The Walking Dog
Ihr Dogwalker-Service für Siegen und Umgebung
„Papier ist geduldig“, hat Oma immer gesagt
6. April 2016

Seit ich mich mit Hunden beschäftige lese ich Blogs über Hunde, sehe Videos über Hunde, lese Bücher über Hunde und irgendwie dreht sich alles um Hunde.

Überall geht es im Grunde genommen darum, dem Hund ein gutes Leben zu ermöglichen,  dem Hund Freiheiten geben zu können, ihn artgerecht zu ernähren oder ihn artgerecht zu beschäftigen. Ich musste feststellen, dass mich dies enorm unter Druck setzt.

Allein der Gedanke, der Hund war heut erst ne halbe Stunde spazieren und ich muss jetzt was mit ihm machen, obwohl ich doch viel lieber einfach vor mich hin dümpeln würde zeigt , wie sehr sich die Seele gegen alles wehrt was ich jetzt mit dem Hund machen werde. Denn ich mach es dann, weil ich glaube es zu müssen und nicht weil der Hund es fordert oder ich aus Vergnügen handle.

Mein Bruder fragte mich letztens: „Wer sagt dir überhaupt, dass der Hund immer Lust dazu hat spazieren zu gehen?“

Ja niemand oder doch alle!? Alle meinen es, aber mein Exemplar von Hund geniesst es gern und häufig einfach nur zu sein. Wie er das macht? Er liegt im Garten. Döst, schläft, jagt Vögel, bellt mit dem Nachbarshund um die Wette, buddelt, bewacht, spielt, sucht, schnuppert, wälzt sich, rupft Moss aus dem Boden, frisst Vogelfutter und genießt dies in vollen Zügen. Er macht, ganz objektiv betrachtet, nicht den Eindruck als hätte er das Bedürfnis seine Position zu verlassen.

Aber ich muss doch, oder? Ich bin doch nur ein guter Hundehalter, wenn ich mich 2 Stunden am Tag intensiv mit meinem Hund beschäftige, oder doch nicht!? Ist es nicht genau so wichtig einfach mal zu tun was mir selber gut tut um gut zu meinem Hund zu sein? Mal durchzuatmen, was neues (auch ohne Hund) erleben zu dürfen oder  ein Schläfchen zu halten, damit ich den Kopf wieder für Schönes frei habe?

Ich  will die Dinge gerne machen, jedoch fange ich über Unmengen an Einflüssen an mich zu Vergleichen. Da gibt es Videos über Hunde, die die wildesten Tricks können und Leute die sich in jeglicher komplizierten Situation immer noch freundlich trällernd gegenüber ihrem Hund verhalten. Und ich, ich laufen nach 3 Jahren „mein Möglichstes tun“ immer noch mit einem Hund rum, der angespannt auf andere Hunde reagiert und bei fehlender Aufmerksamkeit dem nächsten Hasen hinterher stellt.

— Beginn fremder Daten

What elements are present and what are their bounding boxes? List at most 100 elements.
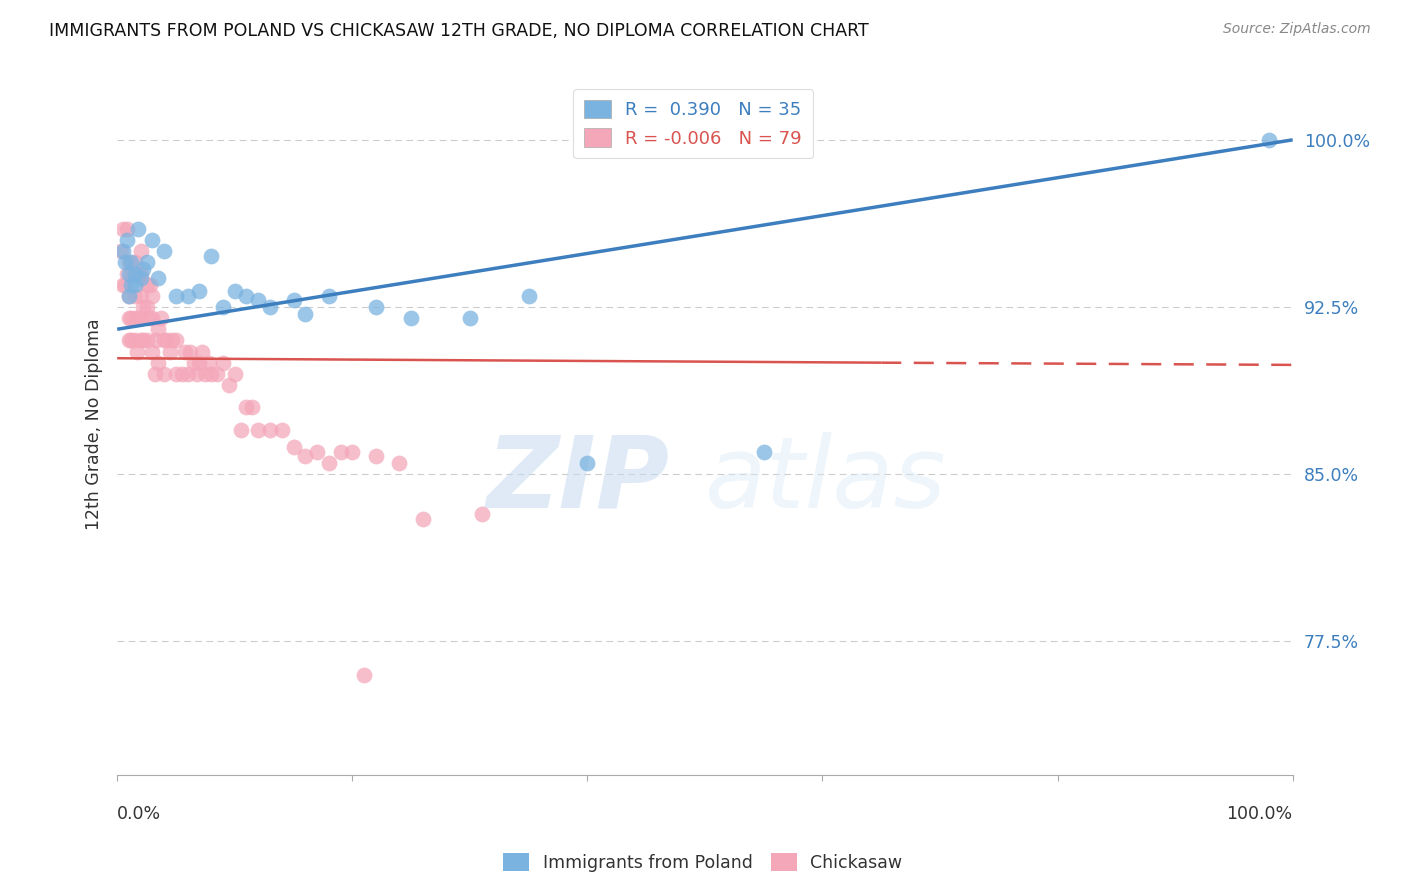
Point — [259, 300, 281, 314]
Point — [198, 356, 221, 370]
Point — [471, 507, 494, 521]
Point — [141, 344, 163, 359]
Point — [124, 255, 146, 269]
Point — [114, 255, 136, 269]
Point — [283, 293, 305, 308]
Point — [364, 300, 387, 314]
Text: Source: ZipAtlas.com: Source: ZipAtlas.com — [1223, 22, 1371, 37]
Point — [124, 267, 146, 281]
Point — [143, 367, 166, 381]
Point — [118, 334, 141, 348]
Point — [165, 367, 187, 381]
Point — [170, 367, 193, 381]
Text: ZIP: ZIP — [486, 432, 669, 529]
Point — [148, 322, 170, 336]
Point — [127, 344, 149, 359]
Point — [752, 445, 775, 459]
Point — [129, 244, 152, 259]
Point — [318, 456, 340, 470]
Point — [115, 267, 138, 281]
Point — [141, 311, 163, 326]
Point — [240, 401, 263, 415]
Point — [120, 334, 142, 348]
Point — [294, 307, 316, 321]
Point — [165, 334, 187, 348]
Point — [186, 367, 208, 381]
Point — [212, 300, 235, 314]
Point — [110, 244, 132, 259]
Point — [129, 311, 152, 326]
Point — [294, 450, 316, 464]
Point — [129, 289, 152, 303]
Point — [388, 456, 411, 470]
Point — [205, 367, 228, 381]
Point — [118, 289, 141, 303]
Point — [200, 249, 222, 263]
Point — [247, 293, 270, 308]
Point — [155, 334, 177, 348]
Legend: Immigrants from Poland, Chickasaw: Immigrants from Poland, Chickasaw — [496, 847, 910, 879]
Point — [127, 267, 149, 281]
Text: IMMIGRANTS FROM POLAND VS CHICKASAW 12TH GRADE, NO DIPLOMA CORRELATION CHART: IMMIGRANTS FROM POLAND VS CHICKASAW 12TH… — [49, 22, 869, 40]
Point — [194, 367, 217, 381]
Point — [118, 267, 141, 281]
Point — [120, 311, 142, 326]
Point — [191, 344, 214, 359]
Point — [148, 271, 170, 285]
Point — [329, 445, 352, 459]
Point — [153, 367, 176, 381]
Point — [132, 262, 155, 277]
Point — [149, 311, 172, 326]
Point — [135, 334, 157, 348]
Point — [305, 445, 328, 459]
Point — [120, 255, 142, 269]
Text: atlas: atlas — [704, 432, 946, 529]
Point — [132, 300, 155, 314]
Point — [212, 356, 235, 370]
Point — [235, 289, 257, 303]
Point — [224, 285, 246, 299]
Point — [127, 222, 149, 236]
Point — [177, 367, 200, 381]
Point — [183, 356, 205, 370]
Point — [270, 423, 292, 437]
Point — [283, 441, 305, 455]
Point — [399, 311, 422, 326]
Point — [118, 311, 141, 326]
Point — [135, 255, 157, 269]
Point — [177, 289, 200, 303]
Point — [224, 367, 246, 381]
Legend: R =  0.390   N = 35, R = -0.006   N = 79: R = 0.390 N = 35, R = -0.006 N = 79 — [572, 89, 813, 159]
Point — [318, 289, 340, 303]
Point — [141, 233, 163, 247]
Y-axis label: 12th Grade, No Diploma: 12th Grade, No Diploma — [86, 318, 103, 530]
Point — [342, 445, 364, 459]
Text: 0.0%: 0.0% — [117, 805, 162, 823]
Point — [124, 311, 146, 326]
Point — [218, 378, 240, 392]
Point — [112, 222, 135, 236]
Point — [129, 267, 152, 281]
Point — [517, 289, 540, 303]
Point — [165, 289, 187, 303]
Point — [132, 334, 155, 348]
Text: 100.0%: 100.0% — [1226, 805, 1292, 823]
Point — [188, 285, 211, 299]
Point — [139, 277, 162, 292]
Point — [124, 289, 146, 303]
Point — [120, 277, 142, 292]
Point — [124, 277, 146, 292]
Point — [188, 356, 211, 370]
Point — [153, 244, 176, 259]
Point — [135, 277, 157, 292]
Point — [141, 289, 163, 303]
Point — [127, 311, 149, 326]
Point — [353, 667, 375, 681]
Point — [118, 255, 141, 269]
Point — [162, 334, 184, 348]
Point — [114, 277, 136, 292]
Point — [118, 289, 141, 303]
Point — [145, 334, 167, 348]
Point — [247, 423, 270, 437]
Point — [259, 423, 281, 437]
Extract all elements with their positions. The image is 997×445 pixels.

Gut gemeinte Ratschläge wie: „Das ist nicht der Hund schuld, sondern dein Trainingsaufbau“ oder „Dann hast du nicht genug geübt“, geben dem Bild dann noch einen unschönen Rahmen.

Das Vergleichen ist das was uns das Gefühl gibt etwas falsch oder nicht genug zu machen. Wenn ich Nachbars Hund sehe, der so ist wie ich mir meinen Hund wünsche, vergessen ich schnell, dass mein Hund schon vier Mal die Familie gewechselt hat, in der letzten Familie vom Opa mit der Zeitung geschlagen wurde oder die ersten Lebensjahre mit Stachelhalsband in Spanien an der Kette gefristet hat. Ich vergesse auch, wie mein Hund war und was sich in den letzten Jahren verändert hat. ich sehe nur den Vergleich zwischen zwei Tieren und mache das wovor Oma immer gewarnt hat: Ich vergleiche Äpfel mit Birnen!

Da sind wir wieder bei der Überschrift: Papier ist geduldig!

Ja. Videos auch, Bilder auch, Blogbeiträge auch. Heut zu Tage ist es die Regel in allem das Positive hervor zu heben, sich selber gut darzustellen und alles negative rauszuschneiden. Und genau so läuft es nun mal in der Welt. Glaubt nicht alles was ihr seht. Vergleicht weder euch noch euren Hund mit anderen und tut was vor allem euch und eurem Hund Spaß macht. Liebt euren Hund so wie er ist. Ihr habt (oftmals) nur den einen und der hat es verdient!